In narratology, a back-story (also back story or backstory) is the history behind the situation extant at the start of the main story. This literary device is often employed to lend the main story depth or verisimilitude. A back-story may include the history of characters, objects, countries, or other elements of the main story. Back-stories are usually revealed, sketchily or in full, chronologically or otherwise, as the main narrative unfolds. However, a story creator may also create portions of a back-story or even an entire back-story that is solely for his or her own use in writing the main story and is never revealed in the main story.
Examples of back-stories
- In science fiction, Frank Herbert's Dune series has an extensive back-story, which has allowed other authors to write a series of prequels based on it.

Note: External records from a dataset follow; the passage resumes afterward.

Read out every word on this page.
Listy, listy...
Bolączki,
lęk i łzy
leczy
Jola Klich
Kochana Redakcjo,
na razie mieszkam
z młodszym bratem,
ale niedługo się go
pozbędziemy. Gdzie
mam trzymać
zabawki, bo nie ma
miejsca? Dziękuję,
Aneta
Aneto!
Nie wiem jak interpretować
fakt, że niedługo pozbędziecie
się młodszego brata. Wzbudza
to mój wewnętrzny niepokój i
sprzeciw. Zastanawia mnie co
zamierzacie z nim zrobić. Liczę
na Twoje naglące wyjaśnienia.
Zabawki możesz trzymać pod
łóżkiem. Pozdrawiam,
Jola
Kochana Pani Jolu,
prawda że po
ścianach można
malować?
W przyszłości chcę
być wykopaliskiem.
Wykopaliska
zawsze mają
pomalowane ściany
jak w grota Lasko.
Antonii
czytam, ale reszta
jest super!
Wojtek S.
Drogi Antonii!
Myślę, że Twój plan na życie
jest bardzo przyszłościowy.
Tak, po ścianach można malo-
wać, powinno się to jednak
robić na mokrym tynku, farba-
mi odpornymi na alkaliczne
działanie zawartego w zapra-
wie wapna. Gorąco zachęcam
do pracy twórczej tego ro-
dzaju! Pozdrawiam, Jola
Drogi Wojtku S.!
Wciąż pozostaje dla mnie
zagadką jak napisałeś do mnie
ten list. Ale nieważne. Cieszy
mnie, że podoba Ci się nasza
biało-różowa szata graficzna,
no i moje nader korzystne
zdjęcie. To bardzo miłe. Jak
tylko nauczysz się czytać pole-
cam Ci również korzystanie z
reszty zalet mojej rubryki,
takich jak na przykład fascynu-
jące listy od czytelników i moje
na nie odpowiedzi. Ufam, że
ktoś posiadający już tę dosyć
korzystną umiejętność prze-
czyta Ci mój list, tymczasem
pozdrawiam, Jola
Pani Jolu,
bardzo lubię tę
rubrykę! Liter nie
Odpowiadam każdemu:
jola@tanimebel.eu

- When George Lucas wrote the original Star Wars movies, he wrote a back-story to explain where the characters came from. That backstory became the source of a prequel trilogy of movies and the Expanded Universe.
- The movies Memento and Irréversible feature the novel orientation of being told backwards in time, scene by scene, with the concluding scenes occurring first, and so in some sense they may be considered as entirely comprising back-story.
Peculiar attributes of back-stories
In a shared universe more than one author may share the same back-story. The later creation of a back-story that conflicts in some way with a previously written main story may require the adjustment device known as retroactive continuity.